Walter Klemmer, an engineering student, is introduced very early on. He comes early to class and watches Erika perform. He eventually becomes Erika's student and develops a desire for his instructor. Erika sees love as a means of rebellion or escape from her mother and thus seeks complete control in the relationship, always telling Klemmer carefully what he must do to her, although she is a sexual masochist. The tensions build within the relationship as Klemmer finds himself more and more uncomfortable by the control, and eventually Klemmer beats and rapes Erika in her own apartment, her mother in the next room. When Erika visits Klemmer after the rape and finds him laughing and happy, she stabs herself in the shoulder and returns home.

==Reception==
According to Larson Powell and Brenda Bethman, musicality is a very important aspect of the book: they argue that Jelinek (herself a former student of the Vienna Conservatory) uses musicality to underscore the perversity of the main character, who participates in a musical tradition that trains women to play the piano in order to attract a husband. Erika's failure as a pianist is a sign of her perversion: both the pervert and the artist attain pleasure, but where the artist reaches pleasure as a sublimity, thus becoming a desiring subject, the pervert fails to achieve subjectivity and remains bound to object status. Thus, Erika remains the object of her mother's desire, unable to attain subjectivity which the principles of her musical education had denied her in the first place.

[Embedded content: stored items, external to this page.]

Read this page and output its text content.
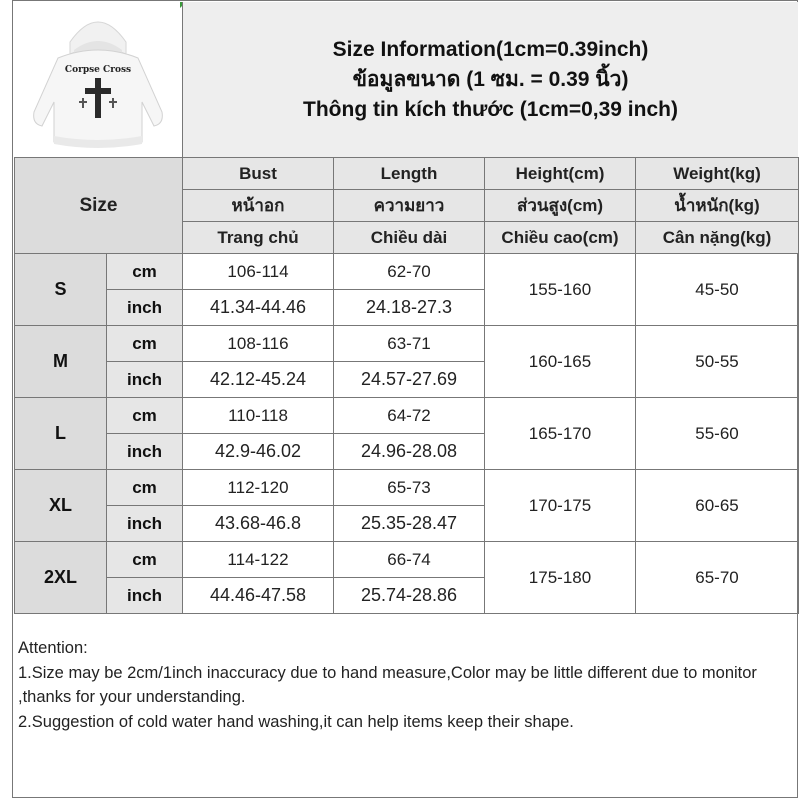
Corpse Cross
Size Information(1cm=0.39inch)
ข้อมูลขนาด (1 ซม. = 0.39 นิ้ว)
Thông tin kích thước (1cm=0,39 inch)
Size		Bust	Length	Height(cm)	Weight(kg)
		หน้าอก	ความยาว	ส่วนสูง(cm)	น้ำหนัก(kg)
		Trang chủ	Chiều dài	Chiều cao(cm)	Cân nặng(kg)
S	cm	106-114	62-70	155-160	45-50
	inch	41.34-44.46	24.18-27.3		
M	cm	108-116	63-71	160-165	50-55
	inch	42.12-45.24	24.57-27.69		
L	cm	110-118	64-72	165-170	55-60
	inch	42.9-46.02	24.96-28.08		
XL	cm	112-120	65-73	170-175	60-65
	inch	43.68-46.8	25.35-28.47		
2XL	cm	114-122	66-74	175-180	65-70
	inch	44.46-47.58	25.74-28.86		
Attention:
1.Size may be 2cm/1inch inaccuracy due to hand measure,Color may be little different due to monitor ,thanks for your understanding.
2.Suggestion of cold water hand washing,it can help items keep their shape.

Other criticism has been directed toward the lack of a father figure within the novel. Just as much as Erika's mother is suffocatingly present, so is her father noticeably absent. This provides her mother with sole psychological discretion as to Erika's upbringing. Worth noting is that: "the mother's power and influence increase with the absence of the father, who is admitted to an asylum and spatially exiled. Aside from the fact that the exclusive bond between mother and daughter remains uninterrupted and maternal domination obstructed, his displacement suggests the cause for Erika's failed separation from the mother and her excessive masochistic drive."

Critic Beatrice Hanssen refers to the novel as "an anti-Bildungsroman and anti-Künstlerroman" and writes further that The Piano Teacher is a "satirical critique...of the literature, popular during the 1970s and 1980s, that idealized the pre-oedipal mother-daughter bond."